January’s Index of Core Industries (ICI) was revised to replicate a 4.1% rise, in contrast with the earlier estimate of 3.6%, however that remained the slowest growth in 15 months. This is the second month in a row that fertilisers output dipped year-on-year, and marks the primary such streak in two years.
In absolute phrases, total output ranges have been at a three-month low and 4.9% beneath January’s ranges, which had marked a ten-month high. In sequential phrases, the one section to document an uptick over January’s manufacturing degree was Cement (up 1.74%).
In year-on-year phrases, crude oil manufacturing rose 7.9% in February, the best uptick recorded in a minimum of 9 years, whereas the 11.3% uptick in pure fuel output was a two-year high. February’s growth charges have been the best in 4 months for Cement (10.2%), Electricity (6.3%), and Coal (11.6%).

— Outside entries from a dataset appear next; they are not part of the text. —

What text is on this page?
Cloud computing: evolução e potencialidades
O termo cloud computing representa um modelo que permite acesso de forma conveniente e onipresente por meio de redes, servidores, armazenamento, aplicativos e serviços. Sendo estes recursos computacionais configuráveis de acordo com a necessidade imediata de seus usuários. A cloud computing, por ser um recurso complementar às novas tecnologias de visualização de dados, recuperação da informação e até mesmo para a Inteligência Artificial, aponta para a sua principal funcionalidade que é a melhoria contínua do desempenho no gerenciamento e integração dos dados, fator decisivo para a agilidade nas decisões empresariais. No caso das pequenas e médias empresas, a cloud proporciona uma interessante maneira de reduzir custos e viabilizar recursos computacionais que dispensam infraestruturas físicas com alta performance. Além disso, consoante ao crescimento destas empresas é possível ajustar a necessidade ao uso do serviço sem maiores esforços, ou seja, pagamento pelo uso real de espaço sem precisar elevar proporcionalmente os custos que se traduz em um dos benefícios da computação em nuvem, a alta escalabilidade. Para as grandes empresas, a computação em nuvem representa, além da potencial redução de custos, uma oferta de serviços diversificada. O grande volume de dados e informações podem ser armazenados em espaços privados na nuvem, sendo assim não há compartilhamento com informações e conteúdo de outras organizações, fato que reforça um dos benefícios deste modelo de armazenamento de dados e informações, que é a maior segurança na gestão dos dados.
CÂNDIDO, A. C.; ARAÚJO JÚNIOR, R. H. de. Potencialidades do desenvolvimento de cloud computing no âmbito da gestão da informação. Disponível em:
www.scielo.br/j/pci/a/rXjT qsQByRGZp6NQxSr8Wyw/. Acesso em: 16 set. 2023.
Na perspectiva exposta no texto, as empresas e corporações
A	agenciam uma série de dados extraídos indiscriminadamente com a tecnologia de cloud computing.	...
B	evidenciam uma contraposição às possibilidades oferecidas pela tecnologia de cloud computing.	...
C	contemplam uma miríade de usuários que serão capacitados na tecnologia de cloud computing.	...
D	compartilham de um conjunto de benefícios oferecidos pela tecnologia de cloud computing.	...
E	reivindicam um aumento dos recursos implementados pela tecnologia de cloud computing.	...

While Steel manufacturing growth eased barely to 8.4% in February, refinery merchandise recovered from a 4.3% contraction in January to rise 2.6%.
The ICI has a weightage of barely over 40% weightage in the Index of Industrial Production (IIP) so economists anticipate industrial output growth to get well from the three.8% uptick recorded in January.
ICRA chief economist Aditi Nayar reckoned the IIP would document an growth of 6%-6.5% in February, whereas Bank of Baroda’s chief economist Madan Sabnavis pegged it in the vary of 4% to 5%.
“The 6.7% uptick in February reversed the declining trend seen in December and January and cumulative growth so far in 2023-24 has been smart at 7.7%, coming over the 6.8% growth last year,” Mr. Sabnavis stated.